U.N. Security Council fails again to agree on statement calling for ceasefire in Somalia

The Associated Press
UNITED NATIONS: The U.N. Security Council failed for a second day to agree on a statement calling for an immediate ceasefire in Somalia because Qatar insisted that it demand the immediate withdrawal of all foreign forces.
The 14 other council members on Wednesday refused to demand the immediate pullout of Ethiopian and other troops, diplomats said.
Acting U.S. Ambassador Alejandro Wolff called it "lamentable" that the council could could not agree.
"We were very close, but one delegation was insisting on an element that the rest of the council was not prepared to agree with — how you dealt with foreign forces," he said.
The vast majority of council members said an urgent resumption of talks between the parties and a political agreement were essential to achieve stability in Somalia before foreign forces withdraw.

"We would have been happy to have a presidential statement, but it had to be the right presidential statement that talked about creating the conditions for the withdrawal of all foreign forces and talked about a cessation of hostilities," Britain's deputy U.N. ambassador Karen Pierce. "And unfortunately it wasn't possible despite a majority of council members wanting it it wasn't possible to get that statement."

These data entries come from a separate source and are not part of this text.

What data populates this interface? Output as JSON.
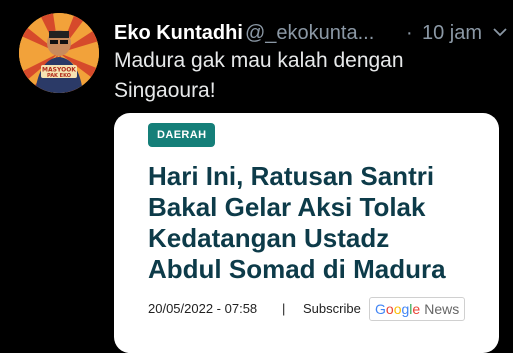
{
  "tweet": {
    "author_name": "Eko Kuntadhi",
    "handle": "@_ekokunta...",
    "separator": "·",
    "time": "10 jam",
    "text_lines": [
      "Madura gak mau kalah dengan",
      "Singaoura!"
    ],
    "avatar_text": [
      "MASYOOK",
      "PAK EKO"
    ]
  },
  "card": {
    "category": "DAERAH",
    "headline_lines": [
      "Hari Ini, Ratusan Santri",
      "Bakal Gelar Aksi Tolak",
      "Kedatangan Ustadz",
      "Abdul Somad di Madura"
    ],
    "date": "20/05/2022 - 07:58",
    "separator": "|",
    "subscribe_label": "Subscribe",
    "google_news": {
      "google": [
        "G",
        "o",
        "o",
        "g",
        "l",
        "e"
      ],
      "news": "News"
    }
  },
  "colors": {
    "background": "#000000",
    "badge": "#157f79",
    "headline": "#0d3b49"
  }
}
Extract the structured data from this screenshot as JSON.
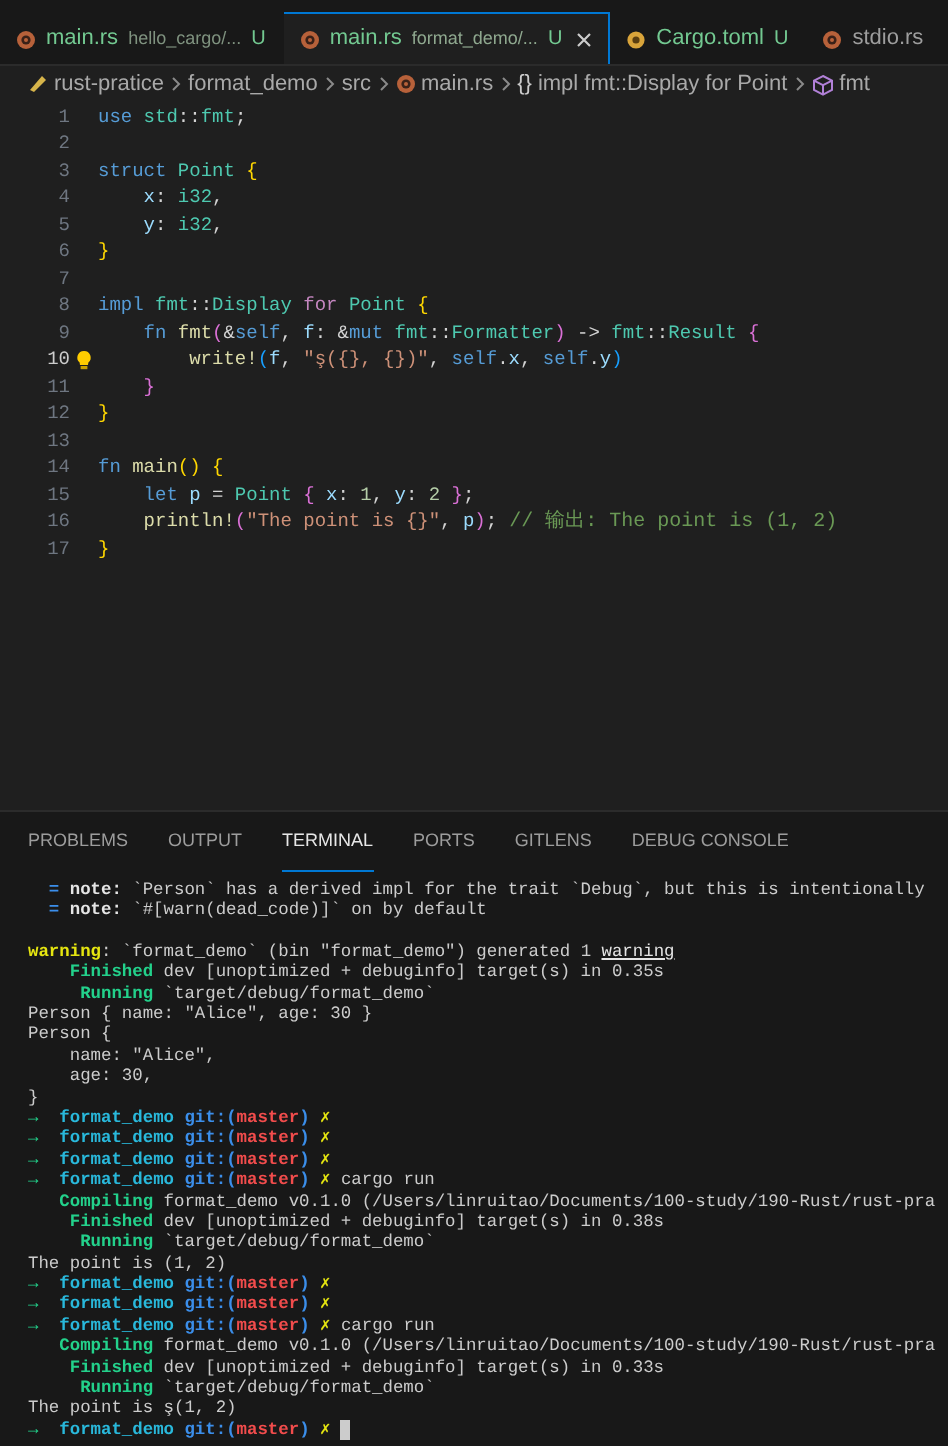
{
  "tabs": [
    {
      "kind": "rust",
      "label": "main.rs",
      "description": "hello_cargo/...",
      "badge": "U",
      "selected": false,
      "closable": false
    },
    {
      "kind": "rust",
      "label": "main.rs",
      "description": "format_demo/...",
      "badge": "U",
      "selected": true,
      "closable": true
    },
    {
      "kind": "toml",
      "label": "Cargo.toml",
      "badge": "U",
      "selected": false,
      "closable": false
    },
    {
      "kind": "rust",
      "label": "stdio.rs",
      "selected": false,
      "closable": false
    }
  ],
  "breadcrumb": [
    {
      "kind": "folder",
      "label": "rust-pratice"
    },
    {
      "kind": "plain",
      "label": "format_demo"
    },
    {
      "kind": "plain",
      "label": "src"
    },
    {
      "kind": "rust",
      "label": "main.rs"
    },
    {
      "kind": "symbol",
      "symbol": "{}",
      "label": "impl fmt::Display for Point"
    },
    {
      "kind": "method",
      "label": "fmt"
    }
  ],
  "code_lines": [
    {
      "number": "1",
      "active": false,
      "segments": [
        {
          "kind": "kw",
          "text": "use"
        },
        {
          "kind": "ns",
          "text": " std"
        },
        {
          "kind": "p",
          "text": "::"
        },
        {
          "kind": "ns",
          "text": "fmt"
        },
        {
          "kind": "p",
          "text": ";"
        }
      ]
    },
    {
      "number": "2",
      "active": false
    },
    {
      "number": "3",
      "active": false,
      "segments": [
        {
          "kind": "kw",
          "text": "struct"
        },
        {
          "kind": "type",
          "text": " Point"
        },
        {
          "kind": "b1",
          "text": " {"
        }
      ]
    },
    {
      "number": "4",
      "active": false,
      "segments": [
        {
          "kind": "field",
          "text": "    x"
        },
        {
          "kind": "p",
          "text": ": "
        },
        {
          "kind": "type",
          "text": "i32"
        },
        {
          "kind": "p",
          "text": ","
        }
      ]
    },
    {
      "number": "5",
      "active": false,
      "segments": [
        {
          "kind": "field",
          "text": "    y"
        },
        {
          "kind": "p",
          "text": ": "
        },
        {
          "kind": "type",
          "text": "i32"
        },
        {
          "kind": "p",
          "text": ","
        }
      ]
    },
    {
      "number": "6",
      "active": false,
      "segments": [
        {
          "kind": "b1",
          "text": "}"
        }
      ]
    },
    {
      "number": "7",
      "active": false
    },
    {
      "number": "8",
      "active": false,
      "segments": [
        {
          "kind": "kw",
          "text": "impl"
        },
        {
          "kind": "ns",
          "text": " fmt"
        },
        {
          "kind": "p",
          "text": "::"
        },
        {
          "kind": "type",
          "text": "Display"
        },
        {
          "kind": "kw2",
          "text": " for"
        },
        {
          "kind": "type",
          "text": " Point"
        },
        {
          "kind": "b1",
          "text": " {"
        }
      ]
    },
    {
      "number": "9",
      "active": false,
      "segments": [
        {
          "kind": "kw",
          "text": "    fn"
        },
        {
          "kind": "fn",
          "text": " fmt"
        },
        {
          "kind": "b2",
          "text": "("
        },
        {
          "kind": "p",
          "text": "&"
        },
        {
          "kind": "kw",
          "text": "self"
        },
        {
          "kind": "p",
          "text": ","
        },
        {
          "kind": "field",
          "text": " f"
        },
        {
          "kind": "p",
          "text": ": &"
        },
        {
          "kind": "kw",
          "text": "mut"
        },
        {
          "kind": "ns",
          "text": " fmt"
        },
        {
          "kind": "p",
          "text": "::"
        },
        {
          "kind": "type",
          "text": "Formatter"
        },
        {
          "kind": "b2",
          "text": ")"
        },
        {
          "kind": "p",
          "text": " ->"
        },
        {
          "kind": "ns",
          "text": " fmt"
        },
        {
          "kind": "p",
          "text": "::"
        },
        {
          "kind": "type",
          "text": "Result"
        },
        {
          "kind": "b2",
          "text": " {"
        }
      ]
    },
    {
      "number": "10",
      "active": true,
      "lightbulb": true,
      "segments": [
        {
          "kind": "fn",
          "text": "        write!"
        },
        {
          "kind": "b3",
          "text": "("
        },
        {
          "kind": "field",
          "text": "f"
        },
        {
          "kind": "p",
          "text": ","
        },
        {
          "kind": "str",
          "text": " \"ş({}, {})\""
        },
        {
          "kind": "p",
          "text": ","
        },
        {
          "kind": "kw",
          "text": " self"
        },
        {
          "kind": "p",
          "text": "."
        },
        {
          "kind": "field",
          "text": "x"
        },
        {
          "kind": "p",
          "text": ","
        },
        {
          "kind": "kw",
          "text": " self"
        },
        {
          "kind": "p",
          "text": "."
        },
        {
          "kind": "field",
          "text": "y"
        },
        {
          "kind": "b3",
          "text": ")"
        }
      ]
    },
    {
      "number": "11",
      "active": false,
      "segments": [
        {
          "kind": "b2",
          "text": "    }"
        }
      ]
    },
    {
      "number": "12",
      "active": false,
      "segments": [
        {
          "kind": "b1",
          "text": "}"
        }
      ]
    },
    {
      "number": "13",
      "active": false
    },
    {
      "number": "14",
      "active": false,
      "segments": [
        {
          "kind": "kw",
          "text": "fn"
        },
        {
          "kind": "fn",
          "text": " main"
        },
        {
          "kind": "b1",
          "text": "()"
        },
        {
          "kind": "b1",
          "text": " {"
        }
      ]
    },
    {
      "number": "15",
      "active": false,
      "segments": [
        {
          "kind": "kw",
          "text": "    let"
        },
        {
          "kind": "field",
          "text": " p"
        },
        {
          "kind": "p",
          "text": " ="
        },
        {
          "kind": "type",
          "text": " Point"
        },
        {
          "kind": "b2",
          "text": " {"
        },
        {
          "kind": "field",
          "text": " x"
        },
        {
          "kind": "p",
          "text": ":"
        },
        {
          "kind": "num",
          "text": " 1"
        },
        {
          "kind": "p",
          "text": ","
        },
        {
          "kind": "field",
          "text": " y"
        },
        {
          "kind": "p",
          "text": ":"
        },
        {
          "kind": "num",
          "text": " 2"
        },
        {
          "kind": "b2",
          "text": " }"
        },
        {
          "kind": "p",
          "text": ";"
        }
      ]
    },
    {
      "number": "16",
      "active": false,
      "segments": [
        {
          "kind": "fn",
          "text": "    println!"
        },
        {
          "kind": "b2",
          "text": "("
        },
        {
          "kind": "str",
          "text": "\"The point is {}\""
        },
        {
          "kind": "p",
          "text": ","
        },
        {
          "kind": "field",
          "text": " p"
        },
        {
          "kind": "b2",
          "text": ")"
        },
        {
          "kind": "p",
          "text": ";"
        },
        {
          "kind": "comment",
          "text": " // 输出: The point is (1, 2)"
        }
      ]
    },
    {
      "number": "17",
      "active": false,
      "segments": [
        {
          "kind": "b1",
          "text": "}"
        }
      ]
    }
  ],
  "panel_tabs": [
    {
      "label": "PROBLEMS",
      "selected": false
    },
    {
      "label": "OUTPUT",
      "selected": false
    },
    {
      "label": "TERMINAL",
      "selected": true
    },
    {
      "label": "PORTS",
      "selected": false
    },
    {
      "label": "GITLENS",
      "selected": false
    },
    {
      "label": "DEBUG CONSOLE",
      "selected": false
    }
  ],
  "terminal_lines": [
    {
      "segments": [
        {
          "kind": "eq",
          "text": "  ="
        },
        {
          "kind": "bold",
          "text": " note:"
        },
        {
          "kind": "plain",
          "text": " `Person` has a derived impl for the trait `Debug`, but this is intentionally"
        }
      ]
    },
    {
      "segments": [
        {
          "kind": "eq",
          "text": "  ="
        },
        {
          "kind": "bold",
          "text": " note:"
        },
        {
          "kind": "plain",
          "text": " `#[warn(dead_code)]` on by default"
        }
      ]
    },
    {
      "blank": true
    },
    {
      "segments": [
        {
          "kind": "warn",
          "text": "warning"
        },
        {
          "kind": "plain",
          "text": ": `format_demo` (bin \"format_demo\") generated 1 "
        },
        {
          "kind": "underline",
          "text": "warning"
        }
      ]
    },
    {
      "segments": [
        {
          "kind": "ok",
          "text": "    Finished"
        },
        {
          "kind": "plain",
          "text": " dev [unoptimized + debuginfo] target(s) in 0.35s"
        }
      ]
    },
    {
      "segments": [
        {
          "kind": "ok",
          "text": "     Running"
        },
        {
          "kind": "plain",
          "text": " `target/debug/format_demo`"
        }
      ]
    },
    {
      "segments": [
        {
          "kind": "plain",
          "text": "Person { name: \"Alice\", age: 30 }"
        }
      ]
    },
    {
      "segments": [
        {
          "kind": "plain",
          "text": "Person {"
        }
      ]
    },
    {
      "segments": [
        {
          "kind": "plain",
          "text": "    name: \"Alice\","
        }
      ]
    },
    {
      "segments": [
        {
          "kind": "plain",
          "text": "    age: 30,"
        }
      ]
    },
    {
      "segments": [
        {
          "kind": "plain",
          "text": "}"
        }
      ]
    },
    {
      "segments": [
        {
          "kind": "arrow",
          "text": "→"
        },
        {
          "kind": "dir",
          "text": "  format_demo"
        },
        {
          "kind": "git",
          "text": " git:("
        },
        {
          "kind": "branch",
          "text": "master"
        },
        {
          "kind": "git",
          "text": ")"
        },
        {
          "kind": "x",
          "text": " ✗"
        }
      ]
    },
    {
      "segments": [
        {
          "kind": "arrow",
          "text": "→"
        },
        {
          "kind": "dir",
          "text": "  format_demo"
        },
        {
          "kind": "git",
          "text": " git:("
        },
        {
          "kind": "branch",
          "text": "master"
        },
        {
          "kind": "git",
          "text": ")"
        },
        {
          "kind": "x",
          "text": " ✗"
        }
      ]
    },
    {
      "segments": [
        {
          "kind": "arrow",
          "text": "→"
        },
        {
          "kind": "dir",
          "text": "  format_demo"
        },
        {
          "kind": "git",
          "text": " git:("
        },
        {
          "kind": "branch",
          "text": "master"
        },
        {
          "kind": "git",
          "text": ")"
        },
        {
          "kind": "x",
          "text": " ✗"
        }
      ]
    },
    {
      "segments": [
        {
          "kind": "arrow",
          "text": "→"
        },
        {
          "kind": "dir",
          "text": "  format_demo"
        },
        {
          "kind": "git",
          "text": " git:("
        },
        {
          "kind": "branch",
          "text": "master"
        },
        {
          "kind": "git",
          "text": ")"
        },
        {
          "kind": "x",
          "text": " ✗"
        },
        {
          "kind": "plain",
          "text": " cargo run"
        }
      ]
    },
    {
      "segments": [
        {
          "kind": "ok",
          "text": "   Compiling"
        },
        {
          "kind": "plain",
          "text": " format_demo v0.1.0 (/Users/linruitao/Documents/100-study/190-Rust/rust-pra"
        }
      ]
    },
    {
      "segments": [
        {
          "kind": "ok",
          "text": "    Finished"
        },
        {
          "kind": "plain",
          "text": " dev [unoptimized + debuginfo] target(s) in 0.38s"
        }
      ]
    },
    {
      "segments": [
        {
          "kind": "ok",
          "text": "     Running"
        },
        {
          "kind": "plain",
          "text": " `target/debug/format_demo`"
        }
      ]
    },
    {
      "segments": [
        {
          "kind": "plain",
          "text": "The point is (1, 2)"
        }
      ]
    },
    {
      "segments": [
        {
          "kind": "arrow",
          "text": "→"
        },
        {
          "kind": "dir",
          "text": "  format_demo"
        },
        {
          "kind": "git",
          "text": " git:("
        },
        {
          "kind": "branch",
          "text": "master"
        },
        {
          "kind": "git",
          "text": ")"
        },
        {
          "kind": "x",
          "text": " ✗"
        }
      ]
    },
    {
      "segments": [
        {
          "kind": "arrow",
          "text": "→"
        },
        {
          "kind": "dir",
          "text": "  format_demo"
        },
        {
          "kind": "git",
          "text": " git:("
        },
        {
          "kind": "branch",
          "text": "master"
        },
        {
          "kind": "git",
          "text": ")"
        },
        {
          "kind": "x",
          "text": " ✗"
        }
      ]
    },
    {
      "segments": [
        {
          "kind": "arrow",
          "text": "→"
        },
        {
          "kind": "dir",
          "text": "  format_demo"
        },
        {
          "kind": "git",
          "text": " git:("
        },
        {
          "kind": "branch",
          "text": "master"
        },
        {
          "kind": "git",
          "text": ")"
        },
        {
          "kind": "x",
          "text": " ✗"
        },
        {
          "kind": "plain",
          "text": " cargo run"
        }
      ]
    },
    {
      "segments": [
        {
          "kind": "ok",
          "text": "   Compiling"
        },
        {
          "kind": "plain",
          "text": " format_demo v0.1.0 (/Users/linruitao/Documents/100-study/190-Rust/rust-pra"
        }
      ]
    },
    {
      "segments": [
        {
          "kind": "ok",
          "text": "    Finished"
        },
        {
          "kind": "plain",
          "text": " dev [unoptimized + debuginfo] target(s) in 0.33s"
        }
      ]
    },
    {
      "segments": [
        {
          "kind": "ok",
          "text": "     Running"
        },
        {
          "kind": "plain",
          "text": " `target/debug/format_demo`"
        }
      ]
    },
    {
      "segments": [
        {
          "kind": "plain",
          "text": "The point is ş(1, 2)"
        }
      ]
    },
    {
      "cursor": true,
      "segments": [
        {
          "kind": "arrow",
          "text": "→"
        },
        {
          "kind": "dir",
          "text": "  format_demo"
        },
        {
          "kind": "git",
          "text": " git:("
        },
        {
          "kind": "branch",
          "text": "master"
        },
        {
          "kind": "git",
          "text": ")"
        },
        {
          "kind": "x",
          "text": " ✗"
        }
      ]
    }
  ]
}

The council held an emergency meeting on Tuesday to discuss the conflict in Somalia but ran into the same problem — with Qatar alone in demanding that foreign forces leave.
The top U.N. envoy in Somalia, Francois Lonseny Fall, urged the council on Tuesday to call for an immediate ceasefire between Ethiopian forces backing Somalia's weak government and the powerful Islamic militia that controls most of the country, saying talks are the only way to solve the conflict.
U.N. Secretary-General Kofi Annan said Wednesday he has appealed to the parties to return to the negotiating table "and try and resolve their differences through dialogue and seek reconciliation."
"And I would also appeal to neighboring countries to stay out of the crisis in Somalia and respect the sovereignty and territorial integrity of Somalia," he said.
Annan said he had already spoken to Ethiopian Prime Minister Meles Zenawi about withdrawing his troops, "and it is essential that neighboring governments stay out of this." He said Zenawi indicated "it is a limited operation and they will be out very shortly."